MU: Yeah, yeah. I don't know, there's a lot of leeway in some of these programs. Some of them, there's not, but you had to follow the procedures that are set by the Department of Labor, and then, what they do, they come in and they audit these programs. Like Shoemaker, they'll come in and they'll audit Shoemaker. They'll say you have to follow this procedure, this, this, and this, in order to get the needs related, in order to do this. That's like, there was some problems here with summer school, that you have to take four credit hours in order to be full time. The State said, well, they have to do what the school says is standard to be full time. The school said well why do these people have to take four credit hours? Why can't they take three? Four credit hours is an odd number, unless you have a Chemistry with a lab. If you have a class with a lab, you know, which means you have to take one class, then try to pick up another hour somewhere. But that's what they had to do. The Blaw-Knox people, along with all the other mines, they had to take that four credit hours to be considered full time. If the school had to drop their standard down and say well it's only three credit hours, then they could have taken three credit hours. (262)

GS: These people that are at Athens and stuff, do you have any contact with them?

MU: There's only one down in Athens. I haven't spoke to him for probably six weeks.

GS: Just unless he needs something, some eyeglasses.

MU: Yeah, he'll call me, or whatever. He was all taken care of before he went down there. So, everything is going pretty smooth with him. (267)

GS: You've answered most of my questions. Do you have anything else.

MU: Basically, that's about it. I can't think of anything else.

GS: Well, I appreciate this.

MU: Yeah, anytime.(Break in taping.)

MU: Somebody who has maybe a year, a year and a half, you know, it's going to make him look better.

GS: Yeah, in the job market.

MU: In the job market. (274)

GS: Did you have anybody that was, say, like a dropout in the third grade, or something like that?
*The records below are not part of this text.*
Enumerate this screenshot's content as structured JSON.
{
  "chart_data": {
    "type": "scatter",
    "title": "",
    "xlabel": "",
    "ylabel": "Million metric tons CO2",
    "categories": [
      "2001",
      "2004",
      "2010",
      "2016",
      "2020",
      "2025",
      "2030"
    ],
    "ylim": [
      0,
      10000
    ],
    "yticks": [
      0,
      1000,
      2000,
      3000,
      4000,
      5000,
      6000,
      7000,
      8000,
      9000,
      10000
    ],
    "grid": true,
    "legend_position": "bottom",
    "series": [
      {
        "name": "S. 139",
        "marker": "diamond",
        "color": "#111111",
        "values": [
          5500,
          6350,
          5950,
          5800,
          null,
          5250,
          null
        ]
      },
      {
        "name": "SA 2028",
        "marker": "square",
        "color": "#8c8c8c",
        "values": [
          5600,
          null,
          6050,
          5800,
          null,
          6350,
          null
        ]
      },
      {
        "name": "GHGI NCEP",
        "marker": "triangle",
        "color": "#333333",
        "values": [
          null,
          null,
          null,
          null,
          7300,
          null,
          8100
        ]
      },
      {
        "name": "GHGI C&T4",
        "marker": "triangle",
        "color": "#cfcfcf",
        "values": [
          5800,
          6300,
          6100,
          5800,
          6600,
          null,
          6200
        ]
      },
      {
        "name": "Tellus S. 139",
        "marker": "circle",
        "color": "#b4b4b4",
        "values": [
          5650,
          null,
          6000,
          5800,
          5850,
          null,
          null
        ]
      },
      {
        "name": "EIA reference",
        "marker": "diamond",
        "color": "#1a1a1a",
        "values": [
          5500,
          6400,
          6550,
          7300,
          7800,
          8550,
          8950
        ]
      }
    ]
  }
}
Did you have any of that?

MU: Yeah, well, there's two of them, non-high school graduates in the program.

GS: They're still in the program, though?

MU: They're still in the program, but they're not, I don't want to say where they're at, but they're getting private tutoring.
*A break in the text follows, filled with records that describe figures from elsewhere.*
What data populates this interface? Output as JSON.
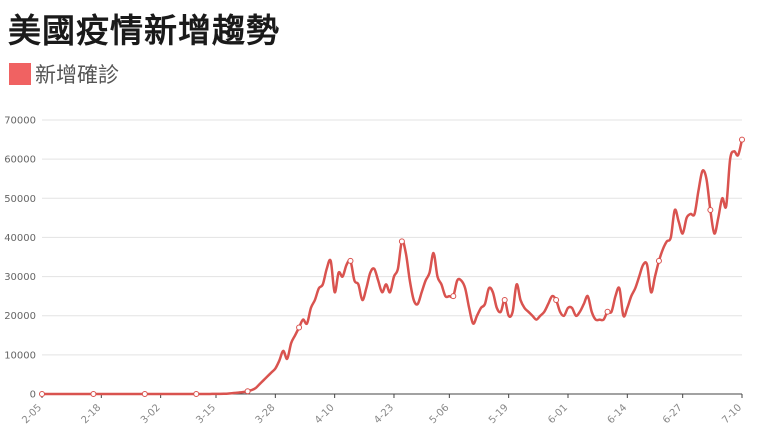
{
  "title": "美國疫情新增趨勢",
  "legend": {
    "label": "新增確診",
    "color": "#f06262"
  },
  "chart_data": {
    "type": "line",
    "title": "美國疫情新增趨勢",
    "xlabel": "",
    "ylabel": "",
    "ylim": [
      0,
      70000
    ],
    "yticks": [
      "0",
      "10000",
      "20000",
      "30000",
      "40000",
      "50000",
      "60000",
      "70000"
    ],
    "xticks": [
      "2-05",
      "2-18",
      "3-02",
      "3-15",
      "3-28",
      "4-10",
      "4-23",
      "5-06",
      "5-19",
      "6-01",
      "6-14",
      "6-27",
      "7-10"
    ],
    "grid": true,
    "legend_position": "top-left",
    "series": [
      {
        "name": "新增確診",
        "color": "#d9534f",
        "values": [
          0,
          0,
          0,
          0,
          0,
          0,
          0,
          0,
          0,
          0,
          0,
          0,
          0,
          0,
          0,
          0,
          0,
          0,
          0,
          0,
          0,
          0,
          0,
          0,
          0,
          0,
          0,
          0,
          0,
          0,
          0,
          0,
          0,
          0,
          0,
          0,
          0,
          0,
          0,
          0,
          0,
          0,
          10,
          20,
          30,
          40,
          60,
          100,
          200,
          300,
          400,
          500,
          700,
          1000,
          1500,
          2500,
          3500,
          4500,
          5500,
          6500,
          8500,
          11000,
          9000,
          13000,
          15000,
          17000,
          19000,
          18000,
          22000,
          24000,
          27000,
          28000,
          32000,
          34000,
          26000,
          31000,
          30000,
          33000,
          34000,
          29000,
          28000,
          24000,
          27000,
          31000,
          32000,
          29000,
          26000,
          28000,
          26000,
          30000,
          32000,
          39000,
          36000,
          29000,
          24000,
          23000,
          26000,
          29000,
          31000,
          36000,
          30000,
          28000,
          25000,
          25000,
          25000,
          29000,
          29000,
          27000,
          22000,
          18000,
          20000,
          22000,
          23000,
          27000,
          26000,
          22000,
          21000,
          24000,
          20000,
          21000,
          28000,
          24000,
          22000,
          21000,
          20000,
          19000,
          20000,
          21000,
          23000,
          25000,
          24000,
          21000,
          20000,
          22000,
          22000,
          20000,
          21000,
          23000,
          25000,
          21000,
          19000,
          19000,
          19000,
          21000,
          21000,
          25000,
          27000,
          20000,
          22000,
          25000,
          27000,
          30000,
          33000,
          33000,
          26000,
          30000,
          34000,
          37000,
          39000,
          40000,
          47000,
          44000,
          41000,
          45000,
          46000,
          46000,
          52000,
          57000,
          55000,
          47000,
          41000,
          45000,
          50000,
          48000,
          60000,
          62000,
          61000,
          65000
        ]
      }
    ]
  }
}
GS: Well, we had two or three in that situation, and they set up a special, RESA or somebody set up.

MU: RESA. Well, we've got one working through the YWCA. He works with ( ), one of his tutors. His reading level is probably, I don't know, seventh grade, eighth grade, if that. He's made a lot of progress, and then there's another one also who's going to start working toward his G.E.D. in May, at the end of May.
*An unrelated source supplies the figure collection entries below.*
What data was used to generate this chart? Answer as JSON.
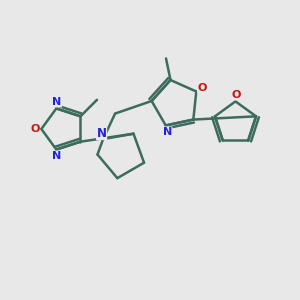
{
  "background_color": "#e8e8e8",
  "bond_color": "#3d6b5e",
  "N_color": "#2222dd",
  "O_color": "#cc1111",
  "line_width": 1.8,
  "figsize": [
    3.0,
    3.0
  ],
  "dpi": 100,
  "xlim": [
    0,
    10
  ],
  "ylim": [
    0,
    10
  ]
}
GS: So it's helping. (288)

MU: Oh, sure, sure.

GS: We had some fellows that couldn't read, period, illiterate, but I've worked with the men for twenty years. They're not dumb. They just needed something.

MU: This one guy ran this machine. He was a machinist, and he could machine that roll to within thousandths of whatever he was supposed to, and Math, he was a whiz at, but he just can't read. He can read, but not real well.

GS: So they've got something for everybody.

MU: They're fair. They're very fair people, very fair people. They're there to help them.

GS: What's surprising to me, one thing you said there, they're actually going to try to place some of these people.(301)

MU: Right. Right. That's what Sharon Higginbotham told me. She wants to get some workshops set up, maybe next Spring. Get some companies. Contact some companies. I think we'll know more next year. We have to wait till Fall. You know, these grants, if you say, you know, well we've placed so many, it helps, you know, then, if you ever want to apply for them again. (Just putting them through.) You know I think that's one of the things I'm going to work towards. Try to help get them placed. Contact the employers. Show them who we have, especially what they can do, what they used to do. Hopefully, that will help.